Lost in translation – can AI keep endangered languages from disappearing?
Many Middle Eastern and African languages are disappearing, but technology is helping keep them alive
Seventy-eight-year-old Rashid Njapaa fears his ancestors are disappointed in him. Part of the Yaaku tribe in Kenya’s Rift Valley, Rashid is one of just seven people who still speaks the tribe’s native Yakunte language.
In an interview with Aljazeera, the tribesman said it was disturbing to see the young people of his community abandoning their mother tongue. And with all remaining speakers of the language now over the age of 70, it seems all the Yaaku can do is wait for the language of their ancestors to disappear completely.
They are not alone in their predicament. UNESCO estimates that a minority language disappears as often as every two weeks. At this rate, it’s predicted that as many as 90 percent of all endangered languages will be gone by the end of next century.

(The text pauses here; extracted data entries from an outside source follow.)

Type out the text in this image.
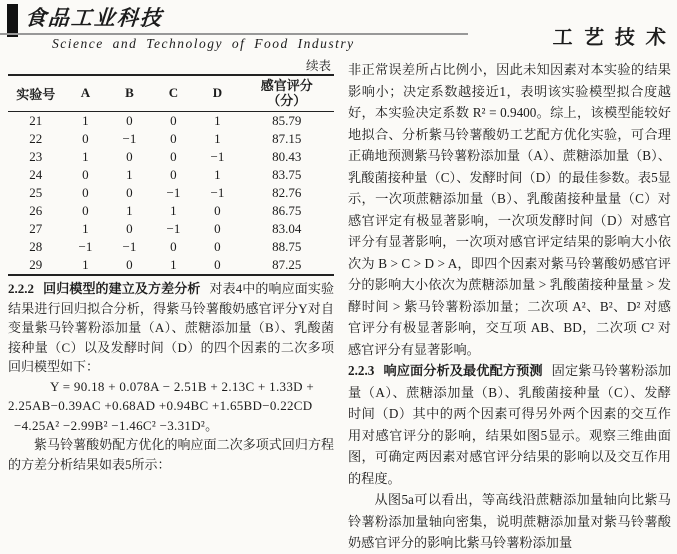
食品工业科技
Science and Technology of Food Industry	工艺技术
续表
实验号	A	B	C	D	感官评分
（分）

21	1	0	0	1	85.79
22	0	−1	0	1	87.15
23	1	0	0	−1	80.43
24	0	1	0	1	83.75
25	0	0	−1	−1	82.76
26	0	1	1	0	86.75
27	1	0	−1	0	83.04
28	−1	−1	0	0	88.75
29	1	0	1	0	87.25

2.2.2 回归模型的建立及方差分析 对表4中的响应面实验结果进行回归拟合分析，得紫马铃薯酸奶感官评分Y对自变量紫马铃薯粉添加量（A）、蔗糖添加量（B）、乳酸菌接种量（C）以及发酵时间（D）的四个因素的二次多项回归模型如下：

Y = 90.18 + 0.078A − 2.51B + 2.13C + 1.33D +
2.25AB−0.39AC +0.68AD +0.94BC +1.65BD−0.22CD
−4.25A² −2.99B² −1.46C² −3.31D²。

紫马铃薯酸奶配方优化的响应面二次多项式回归方程的方差分析结果如表5所示：

非正常误差所占比例小，因此未知因素对本实验的结果影响小；决定系数越接近1，表明该实验模型拟合度越好，本实验决定系数 R² = 0.9400。综上，该模型能较好地拟合、分析紫马铃薯酸奶工艺配方优化实验，可合理正确地预测紫马铃薯粉添加量（A）、蔗糖添加量（B）、乳酸菌接种量（C）、发酵时间（D）的最佳参数。表5显示，一次项蔗糖添加量（B）、乳酸菌接种量量（C）对感官评定有极显著影响，一次项发酵时间（D）对感官评分有显著影响，一次项对感官评定结果的影响大小依次为 B > C > D > A，即四个因素对紫马铃薯酸奶感官评分的影响大小依次为蔗糖添加量 > 乳酸菌接种量量 > 发酵时间 > 紫马铃薯粉添加量；二次项 A²、B²、D² 对感官评分有极显著影响，交互项 AB、BD，二次项 C² 对感官评分有显著影响。

2.2.3 响应面分析及最优配方预测 固定紫马铃薯粉添加量（A）、蔗糖添加量（B）、乳酸菌接种量（C）、发酵时间（D）其中的两个因素可得另外两个因素的交互作用对感官评分的影响，结果如图5显示。观察三维曲面图，可确定两因素对感官评分结果的影响以及交互作用的程度。

从图5a可以看出，等高线沿蔗糖添加量轴向比紫马铃薯粉添加量轴向密集，说明蔗糖添加量对紫马铃薯酸奶感官评分的影响比紫马铃薯粉添加量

For the longest time, technology, which has enabled rapid globalisation, has been seen as a contributor to this problem. But the more we understand what is needed to help preserve endangered languages, the clearer it becomes that technology could be a critical part of the solution.
A region rich in diversity
Few other regions across the world have more to lose from this decline in cultural diversity than the Middle East and Africa (MEA).
Many countries across the region score highly on Greenberg’s diversity index, meaning the probability of two people in the country speaking different languages to one another is good. While countries in other regions, such as the United States and United Kingdom, score 33 and 15 percent respectively, countries across MEA typically record much higher numbers from 71 percent in the UAE to 89 percent in Nigeria and 93 percent in Kenya.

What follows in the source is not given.